Employers Are Cutting Back on Some Wellness Programs
Wellness programs have been a growing hit with employers over the past 20 years—but recent evidence suggests companies are starting to scrutinize which ones are most effective while lopping off the fat.
A wide-ranging new survey by the Society for Human Resource Management (SHRM), the world’s largest human resources trade organization, details how employer benefits have shifted since 1996. Wellness benefits have seen a clear boom: 78% of surveyed businesses offered wellness benefits (including health resources and information) in 2016 compared to just 54% two decades ago.
But certain wellness programs have been on the decline over a more recent time frame.
“Onsite seasonal flu vaccinations, a 24-hour nurse line, health and lifestyle coaching, and health care premium discount for not using tobacco products and for participating in a weight loss program have all decreased compared with 2012 and 2015,” wrote the study authors.
However, other benefits, like incentives to complete certain health programs and offering resources such as standing desks, fitness centers, and nap rooms, have become more popular.
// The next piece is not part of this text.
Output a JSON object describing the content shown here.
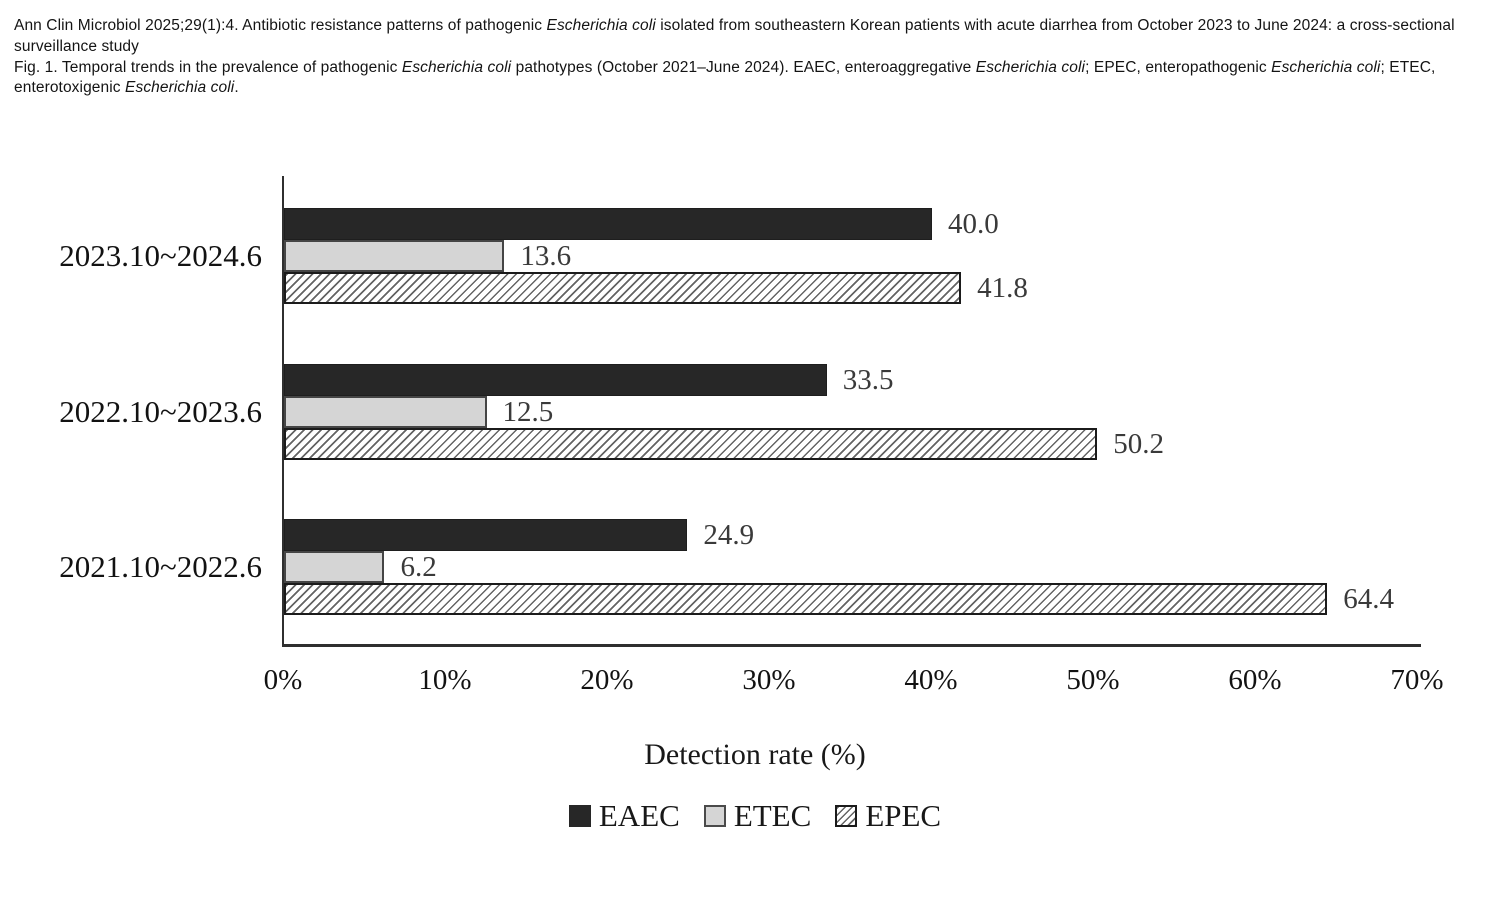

SHRM says this “could be an indication that organizations are being more strategic in selecting effective wellness programs for their employees.”
For instance, more companies have been charging employees who smoke a surcharge in recent years rather than offering a discount for abstaining, suggesting that firms have found the stick to be more effective than the carrot.
There’s conflicting evidence on wellness programs’ overall ability to boost public health and cut spending in a meaningful way. But the new SHRM survey shows there’s still plenty of enthusiasm for the benefits, and that 77% of companies with wellness programs found that they were “somewhat or very effective in reducing health care costs.”